A Shared Vibe: Pure Domination
Beyond the eccentricities, Williams and Johnson share a vicious competitive streak. Johnson might wear the headset, but his energy mirrors the guys in the helmets. He doesn’t act superior to the roster; he bleeds right alongside them.
“He is like a player: He wants to whup everybody’s ass, every coach, every defense. And for me, I love it because I feel the same way. I’m on the same wavelength. I’m on the same vibe.”
— Caleb Williams, Chicago Bears
That shared aggression produced six comeback victories in the final two minutes last season. When the pocket collapsed, Williams didn’t panic. He delivered strikes, leaning on the aggressive scheme Johnson built specifically to amplify his quarterback’s generational talent.

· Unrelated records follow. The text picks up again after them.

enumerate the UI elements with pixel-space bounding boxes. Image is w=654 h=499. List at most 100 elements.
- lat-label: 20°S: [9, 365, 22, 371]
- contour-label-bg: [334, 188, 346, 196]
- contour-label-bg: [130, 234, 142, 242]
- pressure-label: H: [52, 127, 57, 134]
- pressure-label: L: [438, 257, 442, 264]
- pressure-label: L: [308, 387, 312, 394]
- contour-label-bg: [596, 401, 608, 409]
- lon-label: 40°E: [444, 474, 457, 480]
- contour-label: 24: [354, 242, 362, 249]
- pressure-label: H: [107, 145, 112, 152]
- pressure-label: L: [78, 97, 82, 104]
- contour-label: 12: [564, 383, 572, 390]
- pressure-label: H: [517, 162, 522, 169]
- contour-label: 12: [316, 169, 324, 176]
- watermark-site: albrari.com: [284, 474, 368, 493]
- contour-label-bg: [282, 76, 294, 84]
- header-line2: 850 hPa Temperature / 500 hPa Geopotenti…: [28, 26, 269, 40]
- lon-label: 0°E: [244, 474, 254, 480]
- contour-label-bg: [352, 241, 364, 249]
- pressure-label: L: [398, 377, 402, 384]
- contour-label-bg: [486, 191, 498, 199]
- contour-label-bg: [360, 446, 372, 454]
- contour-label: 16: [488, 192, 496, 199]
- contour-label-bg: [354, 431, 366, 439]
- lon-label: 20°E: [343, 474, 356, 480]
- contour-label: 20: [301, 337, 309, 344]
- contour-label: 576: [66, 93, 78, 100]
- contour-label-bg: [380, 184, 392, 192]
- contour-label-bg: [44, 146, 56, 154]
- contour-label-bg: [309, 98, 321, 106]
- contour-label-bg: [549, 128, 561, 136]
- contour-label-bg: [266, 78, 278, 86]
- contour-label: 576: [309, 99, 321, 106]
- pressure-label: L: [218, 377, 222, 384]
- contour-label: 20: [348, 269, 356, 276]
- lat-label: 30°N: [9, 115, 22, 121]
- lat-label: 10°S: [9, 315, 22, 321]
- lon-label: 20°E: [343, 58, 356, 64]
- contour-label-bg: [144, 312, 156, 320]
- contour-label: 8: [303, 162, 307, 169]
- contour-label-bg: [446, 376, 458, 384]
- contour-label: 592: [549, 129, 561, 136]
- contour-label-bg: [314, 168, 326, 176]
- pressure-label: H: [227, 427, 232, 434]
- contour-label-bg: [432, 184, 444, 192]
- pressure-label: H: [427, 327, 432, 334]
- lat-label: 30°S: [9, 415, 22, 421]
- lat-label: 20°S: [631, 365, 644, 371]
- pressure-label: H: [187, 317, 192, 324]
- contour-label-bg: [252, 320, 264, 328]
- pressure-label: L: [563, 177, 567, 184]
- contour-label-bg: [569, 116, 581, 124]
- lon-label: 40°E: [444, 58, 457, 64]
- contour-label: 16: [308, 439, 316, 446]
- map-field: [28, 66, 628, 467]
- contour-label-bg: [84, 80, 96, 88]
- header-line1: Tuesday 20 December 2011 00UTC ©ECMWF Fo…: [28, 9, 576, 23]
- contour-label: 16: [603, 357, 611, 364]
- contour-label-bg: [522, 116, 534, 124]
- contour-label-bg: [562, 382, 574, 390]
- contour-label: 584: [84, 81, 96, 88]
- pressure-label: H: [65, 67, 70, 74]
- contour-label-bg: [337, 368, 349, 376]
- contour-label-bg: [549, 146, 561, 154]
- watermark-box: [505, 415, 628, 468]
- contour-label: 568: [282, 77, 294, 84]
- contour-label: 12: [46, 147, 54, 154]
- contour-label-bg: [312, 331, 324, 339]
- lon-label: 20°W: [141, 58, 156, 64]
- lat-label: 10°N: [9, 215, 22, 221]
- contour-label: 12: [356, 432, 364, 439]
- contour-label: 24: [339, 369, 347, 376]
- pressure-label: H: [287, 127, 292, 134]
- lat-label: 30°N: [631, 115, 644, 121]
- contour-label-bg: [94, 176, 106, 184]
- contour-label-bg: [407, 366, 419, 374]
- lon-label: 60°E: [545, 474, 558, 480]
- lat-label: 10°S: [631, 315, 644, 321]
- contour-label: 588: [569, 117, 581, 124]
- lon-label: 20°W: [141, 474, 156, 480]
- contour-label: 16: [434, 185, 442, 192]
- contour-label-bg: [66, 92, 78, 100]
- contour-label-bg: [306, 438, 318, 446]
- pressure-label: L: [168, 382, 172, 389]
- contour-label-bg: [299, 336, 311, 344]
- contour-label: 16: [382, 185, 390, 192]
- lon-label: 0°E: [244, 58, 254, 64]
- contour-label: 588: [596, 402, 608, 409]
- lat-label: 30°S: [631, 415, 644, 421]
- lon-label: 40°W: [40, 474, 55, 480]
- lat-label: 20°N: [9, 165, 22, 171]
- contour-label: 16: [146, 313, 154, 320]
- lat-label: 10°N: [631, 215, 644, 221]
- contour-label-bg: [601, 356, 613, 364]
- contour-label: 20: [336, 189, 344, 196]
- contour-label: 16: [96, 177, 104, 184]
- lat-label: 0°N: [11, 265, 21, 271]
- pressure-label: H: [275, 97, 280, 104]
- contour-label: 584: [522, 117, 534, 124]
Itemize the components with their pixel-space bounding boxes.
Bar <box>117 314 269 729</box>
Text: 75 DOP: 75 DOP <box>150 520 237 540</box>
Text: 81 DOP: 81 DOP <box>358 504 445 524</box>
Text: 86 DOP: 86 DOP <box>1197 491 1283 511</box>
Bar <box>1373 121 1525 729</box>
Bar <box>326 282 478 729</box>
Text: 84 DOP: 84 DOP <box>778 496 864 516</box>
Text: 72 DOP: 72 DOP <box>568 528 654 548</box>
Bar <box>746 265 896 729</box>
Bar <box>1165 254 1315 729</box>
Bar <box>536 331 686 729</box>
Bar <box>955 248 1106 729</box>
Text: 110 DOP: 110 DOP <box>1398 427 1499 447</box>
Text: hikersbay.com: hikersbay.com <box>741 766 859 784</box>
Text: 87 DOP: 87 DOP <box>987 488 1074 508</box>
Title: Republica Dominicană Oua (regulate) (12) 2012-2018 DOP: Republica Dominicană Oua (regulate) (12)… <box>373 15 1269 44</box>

“But going out there and putting up 50, being the best offense to ever touch the grass is kind of the mindset.”
— Caleb Williams, Chicago Bears
Playoff Implications / What’s Next
The Bears tasted blood in 2025. They secured the division and sent Green Bay packing in the wild card round before a heartbreaking 20-17 overtime loss to the Rams in the Divisional round. That chilly January night at Soldier Field left fans stunned, but it set a concrete foundation for a monstrous 2026 campaign.
With Johnson establishing himself as an AP Coach of the Year finalist, the continuity in Chicago poses a massive threat to the rest of the NFL. Williams is no longer a rookie trying to process complex coverages on the fly. He enters his third year with full command of Johnson’s playbook. If general manager Ryan Poles secures interior offensive line reinforcements and adds another explosive weapon this offseason, that goal of putting up “50-burgers” might evolve from podcast talk to Sunday reality. The rest of the NFC needs to take notice. The mad scientist and his franchise arm just figured out the formula.